Depois da minha resposta, o meu marido insistiu na ideia de termos um terceiro filho. No entanto, ele acabou por me pôr na rua, mas consegui superar a situação.

by banber130389
22 views

Quando o meu marido, Eric, sugeriu termos um terceiro filho, eu sabia que algo precisava mudar. Criar dois filhos e conciliar o trabalho com as tarefas domésticas já era uma tarefa difícil o suficiente.

Eu não estava disposta a assumir mais responsabilidades enquanto ele vivia como se fosse o rei da casa. Quando manifestei a minha frustração, as coisas rapidamente saíram do controle.

Eric e eu estávamos casados há 12 anos. Aos 32 anos, eu já sentia o peso de criar sozinha quase todo o tempo os nossos filhos, Lily, de 10 anos, e Brandon, de 5, e o impacto disso estava a fazer-se sentir. Enquanto eu trabalhava a tempo parcial a partir de casa e cuidava de todas as tarefas domésticas, Eric achava que, por ser o “ganha-pão”, estava livre das responsabilidades parentais.

Fraldas, idas à escola, histórias para adormecer e noites de doença? Tudo sobre mim. O seu “momento de relaxamento” era passar horas em frente à televisão ou jogando videogames.

Após semanas de exaustão, decidi tirar uma hora para tomar um café com a minha melhor amiga. Pedi ao Eric para ficar com as crianças, mas a sua resposta foi frustrante: “Estou cansado. Trabalhei a semana toda. Leva-os contigo”, disse ele, com os olhos fixos na tela.

Eu não aceitei. “Eric, preciso de uma pausa. Só uma hora.”

A resposta dele me deixou sem palavras: “Tu és a mãe. As mães não têm intervalos. A minha mãe não precisava de um, e a minha irmã também não.”

Foi nesse momento que percebi que havia chegado ao meu limite. Dias depois, durante o jantar, Eric jogou a bomba: “Devíamos ter outro bebé.”

Fiquei chocada. “Mais um? Eric, já tenho dois, e agora queres adicionar outro?”.

A resposta dele foi desdenhosa: “O grande problema é que eu faço todo o trabalho. Tu não me ajudas. Eu é que me estou a desgastar.”

E, como era de se esperar, ele não levou a conversa a sério. A mãe e a irmã de Eric, que estavam de visita, ouviram a discussão e, em vez de me apoiarem, defenderam-no.

“O Eric trabalha muito para sustentar a família”, disse Brianna, com um tom de julgamento. “Devias estar grata.” Amber acrescentou: “Pareces mimada. A nossa mãe nos criou sem se queixar.”

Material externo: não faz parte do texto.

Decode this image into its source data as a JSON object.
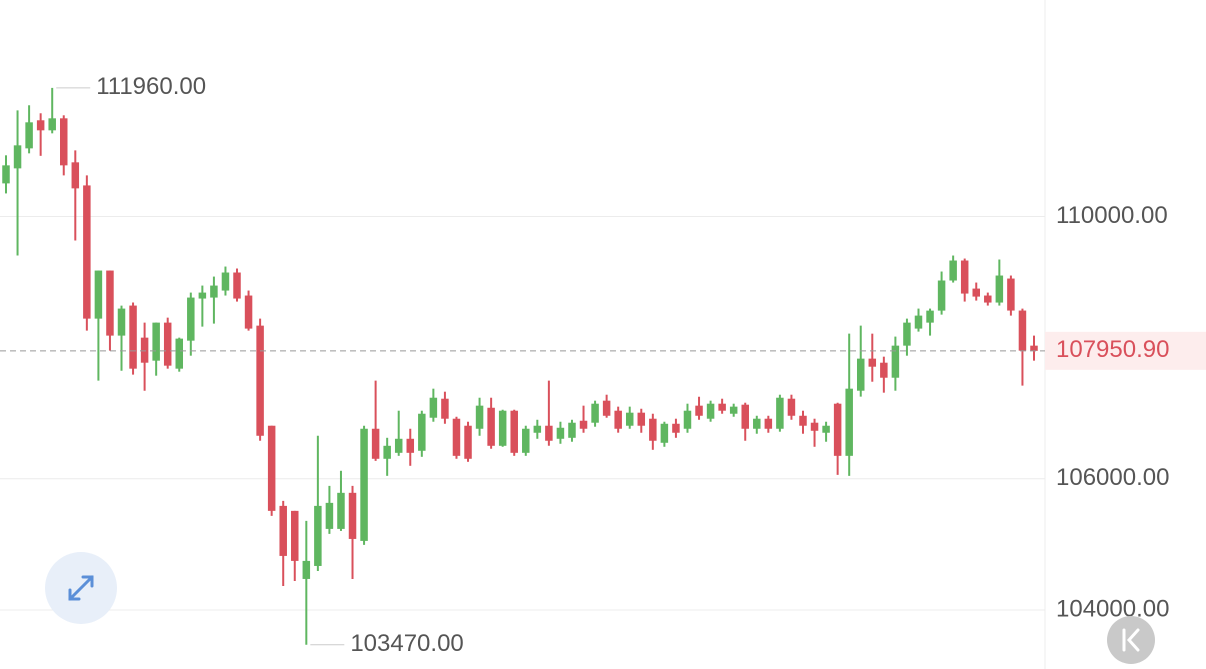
{
  "chart_data": {
    "type": "candlestick",
    "up_color": "#5fb660",
    "down_color": "#d9505b",
    "open": [
      110504,
      110733,
      111038,
      111466,
      111313,
      111496,
      110825,
      110473,
      108442,
      109175,
      108183,
      108641,
      108152,
      107801,
      108381,
      107679,
      108106,
      108748,
      108763,
      108870,
      109145,
      108794,
      108335,
      106809,
      105587,
      105511,
      104473,
      104671,
      105236,
      105236,
      105786,
      105053,
      106763,
      106305,
      106396,
      106610,
      106427,
      106931,
      107221,
      106916,
      106809,
      106763,
      107083,
      106503,
      107038,
      106396,
      106702,
      106809,
      106610,
      106625,
      106885,
      106855,
      107191,
      107038,
      106809,
      107008,
      106916,
      106549,
      106839,
      106763,
      107115,
      106916,
      107145,
      106992,
      107130,
      106763,
      106916,
      106763,
      107221,
      106961,
      106855,
      106702,
      107145,
      106350,
      107343,
      107832,
      107770,
      107541,
      108030,
      108290,
      108381,
      108564,
      109023,
      109328,
      108900,
      108794,
      108687,
      109053,
      108565,
      108030
    ],
    "high": [
      110932,
      111618,
      111695,
      111573,
      111960,
      111542,
      111008,
      110626,
      109175,
      109175,
      108641,
      108687,
      108381,
      108381,
      108457,
      108152,
      108839,
      108946,
      109083,
      109236,
      109206,
      108870,
      108442,
      106809,
      105663,
      105511,
      105358,
      106656,
      105892,
      106122,
      105892,
      106809,
      107496,
      106625,
      107038,
      106763,
      107038,
      107374,
      107328,
      106946,
      106870,
      107236,
      107236,
      107053,
      107053,
      106809,
      106900,
      107496,
      106870,
      106900,
      107115,
      107191,
      107282,
      107100,
      107100,
      107068,
      106992,
      106870,
      106916,
      107145,
      107251,
      107191,
      107221,
      107145,
      107160,
      106961,
      106961,
      107282,
      107282,
      107038,
      106916,
      106870,
      107160,
      108213,
      108335,
      108213,
      107862,
      108168,
      108442,
      108595,
      108595,
      109160,
      109404,
      109358,
      108992,
      108839,
      109343,
      109099,
      108595,
      108183
    ],
    "low": [
      110351,
      109404,
      110962,
      110924,
      111267,
      110626,
      109633,
      108259,
      107496,
      107954,
      107648,
      107588,
      107343,
      107572,
      107679,
      107633,
      107877,
      108320,
      108366,
      108794,
      108702,
      108259,
      106580,
      105434,
      104366,
      104442,
      103470,
      104595,
      105160,
      105205,
      104473,
      104992,
      106274,
      106045,
      106350,
      106198,
      106335,
      106870,
      106839,
      106305,
      106259,
      106656,
      106458,
      106488,
      106350,
      106350,
      106610,
      106503,
      106534,
      106565,
      106702,
      106794,
      106931,
      106703,
      106763,
      106702,
      106442,
      106488,
      106625,
      106702,
      106900,
      106870,
      106992,
      106946,
      106580,
      106687,
      106702,
      106718,
      106900,
      106687,
      106488,
      106565,
      106060,
      106045,
      107252,
      107480,
      107313,
      107343,
      107877,
      108244,
      108183,
      108503,
      108992,
      108702,
      108717,
      108641,
      108641,
      108488,
      107420,
      107801
    ],
    "close": [
      110779,
      111084,
      111435,
      111313,
      111496,
      110779,
      110428,
      108442,
      109175,
      108183,
      108595,
      107679,
      107770,
      108381,
      107725,
      108137,
      108763,
      108839,
      108946,
      109145,
      108748,
      108290,
      106656,
      105511,
      104824,
      104748,
      104748,
      105587,
      105633,
      105786,
      105083,
      106763,
      106305,
      106503,
      106610,
      106396,
      106992,
      107236,
      106916,
      106350,
      106305,
      107115,
      106503,
      107038,
      106396,
      106763,
      106809,
      106580,
      106778,
      106855,
      106763,
      107145,
      106961,
      106763,
      107008,
      106809,
      106580,
      106839,
      106702,
      107038,
      106961,
      107145,
      107038,
      107100,
      106763,
      106916,
      106763,
      107236,
      106961,
      106809,
      106732,
      106809,
      106350,
      107374,
      107832,
      107709,
      107541,
      108030,
      108381,
      108488,
      108564,
      109023,
      109328,
      108824,
      108778,
      108687,
      109099,
      108565,
      107954,
      107950.9
    ],
    "ylim": [
      103100,
      113300
    ],
    "yticks": [
      {
        "value": 110000,
        "label": "110000.00"
      },
      {
        "value": 106000,
        "label": "106000.00"
      },
      {
        "value": 104000,
        "label": "104000.00"
      }
    ],
    "grid": true,
    "last_price": {
      "value": 107950.9,
      "label": "107950.90"
    },
    "high_label": {
      "value": 111960,
      "label": "111960.00"
    },
    "low_label": {
      "value": 103470,
      "label": "103470.00"
    }
  }
}
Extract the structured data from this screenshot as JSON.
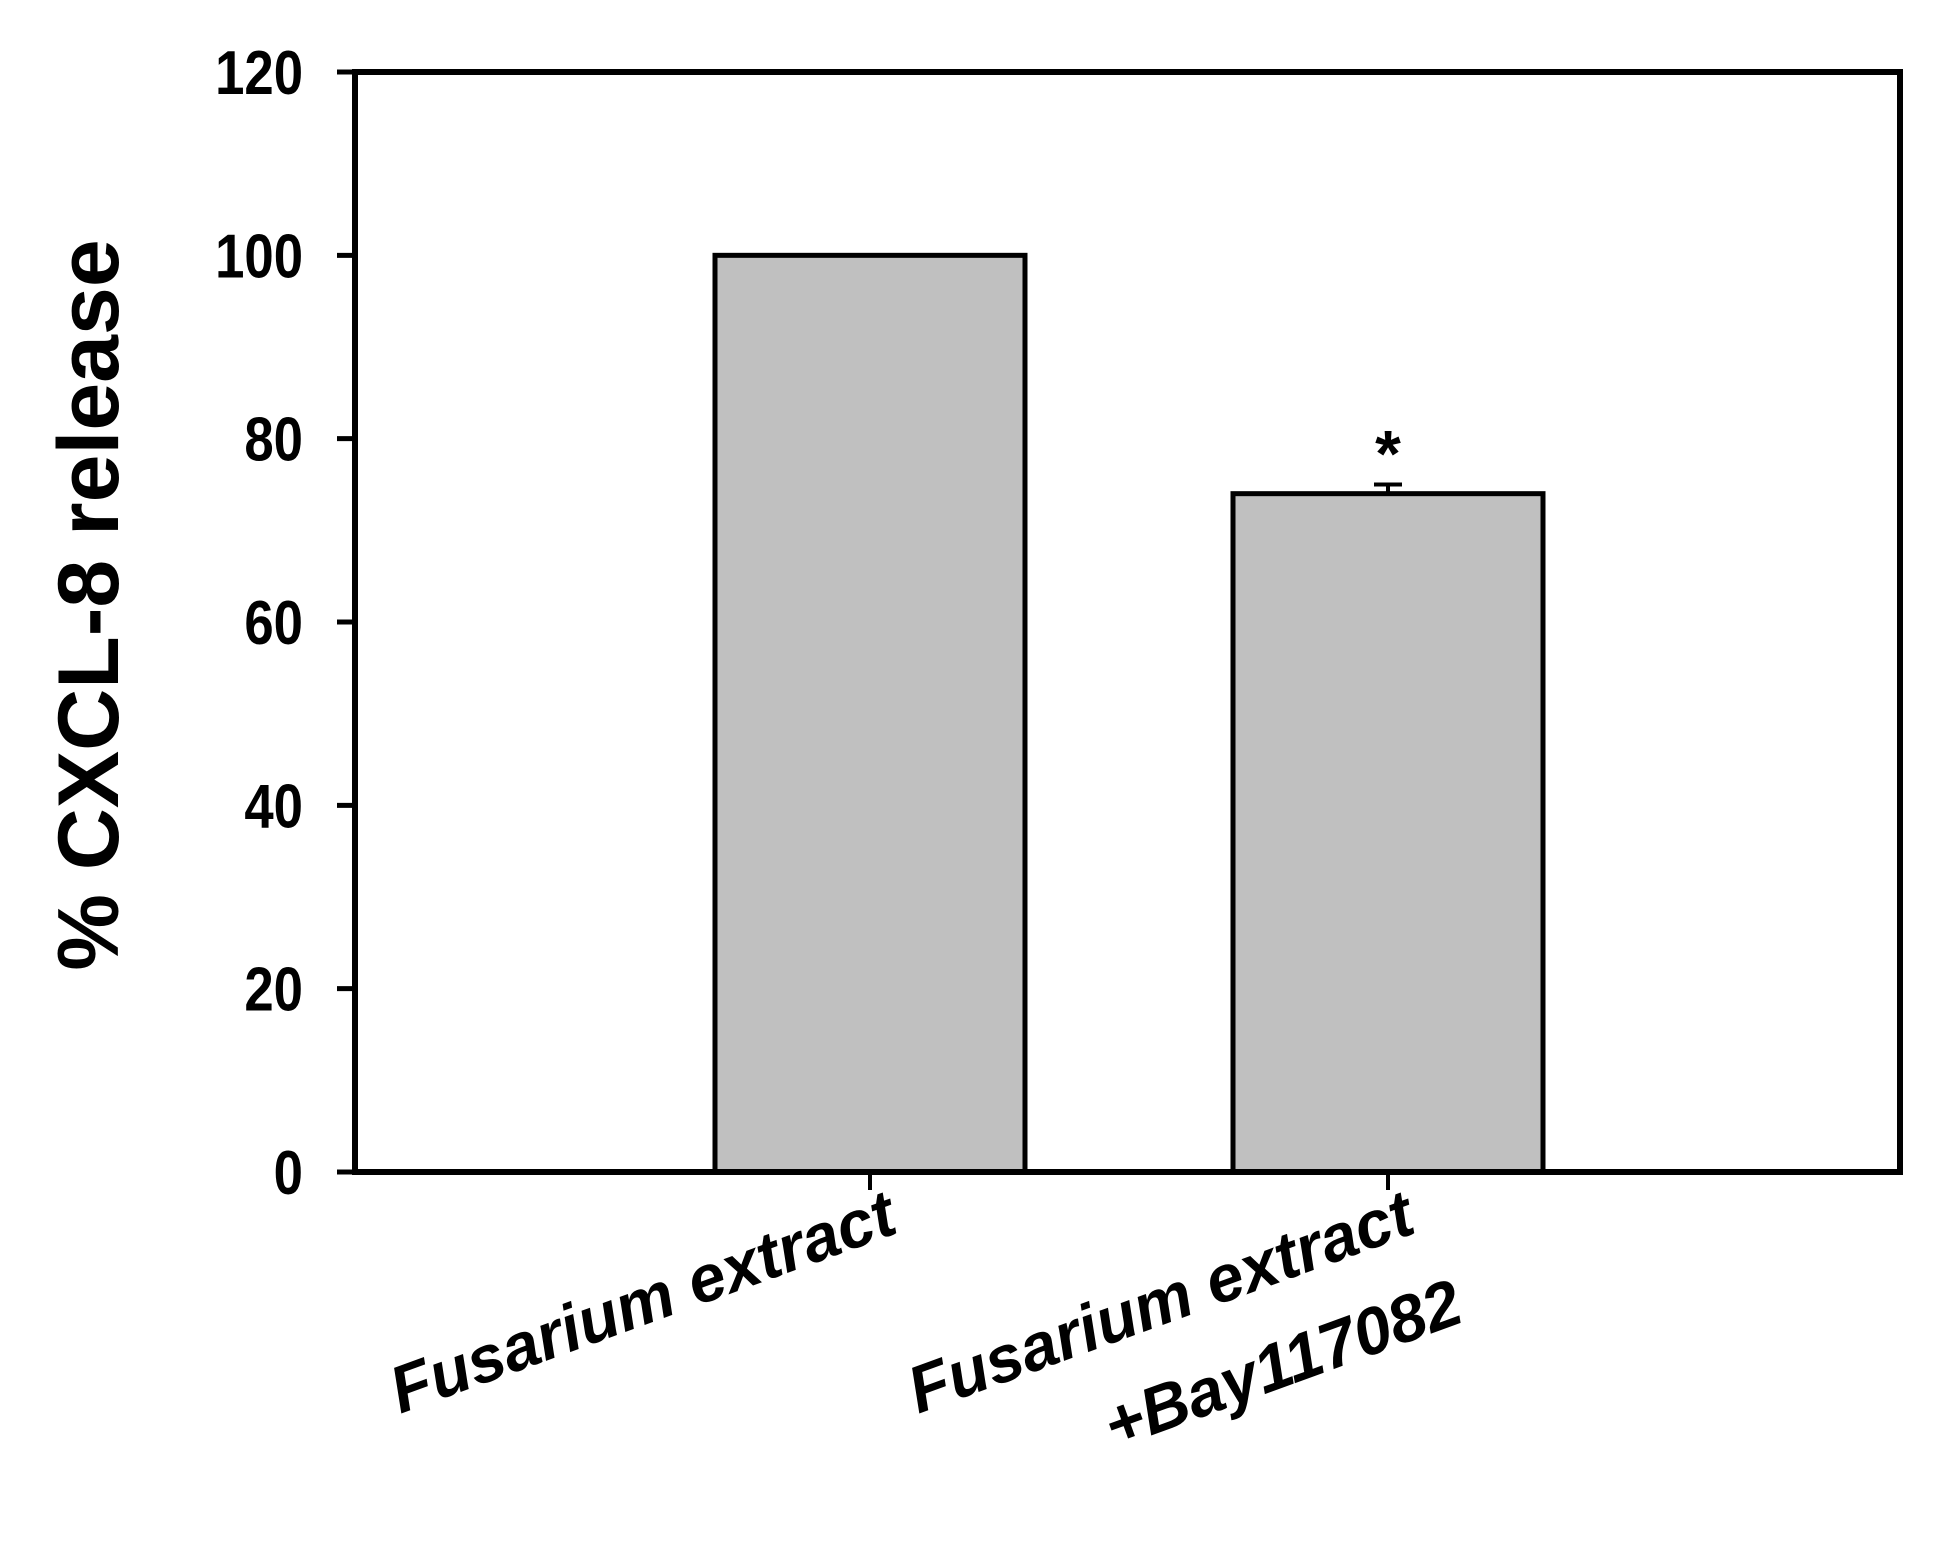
{
  "chart_data": {
    "type": "bar",
    "y_label": "% CXCL-8 release",
    "categories": [
      "Fusarium extract",
      "Fusarium extract\n+Bay117082"
    ],
    "values": [
      100,
      74
    ],
    "errors": [
      null,
      1
    ],
    "annotations": [
      {
        "text": "*",
        "category": 1
      }
    ],
    "color": "#c0c0c0",
    "ylim": [
      0,
      120
    ],
    "yticks": [
      0,
      20,
      40,
      60,
      80,
      100,
      120
    ],
    "grid": false
  }
}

A mentalidade antiquada delas me deixou furiosa. “Grata por quê? Um homem que acha que paternidade acaba na concepção? Criar filhos não é um trabalho solitário, e fingir que não é não ajuda em nada.”

Mais tarde, naquela noite, Eric insistiu para tentarmos ter um terceiro filho. Suas exigências constantes só confirmaram o que eu já sabia: ele não ia mudar. Quando eu me levantei, ele zangou-se. “Faz as malas e vai-te embora. Não posso viver assim.”

Surpreendida, mas calma, respondi: “Se é isso que queres, eu vou. Mas com uma condição: as crianças ficam aqui. Quem ficar na casa é responsável por elas.”

O rosto de Eric ficou pálido. “Espera… o quê? Não pode ser.”

“Tu ouviste-me,” disse eu calmamente. “Queres que eu vá embora? Tudo bem, mas os miúdos precisam de estabilidade, e isso não vai acontecer se tu não fizeres a tua parte.”

Saí com a minha irmã naquela noite, defendendo-me a mim e aos meus filhos. No final, Eric não conseguiu lidar com a responsabilidade de ser o principal cuidador. Pedi o divórcio, fiquei com a custódia das crianças e mantive a casa. Eric agora contribui com a pensão de alimentos, mas a responsabilidade parental continua a ser exclusivamente minha.

Olho para trás e não me arrependo de me ter defendido. Não foi fácil, mas tenho orgulho em ensinar aos meus filhos que a autoestima é fundamental. O que acham? Fui justa nas minhas decisões ou poderia ter agido de outra forma?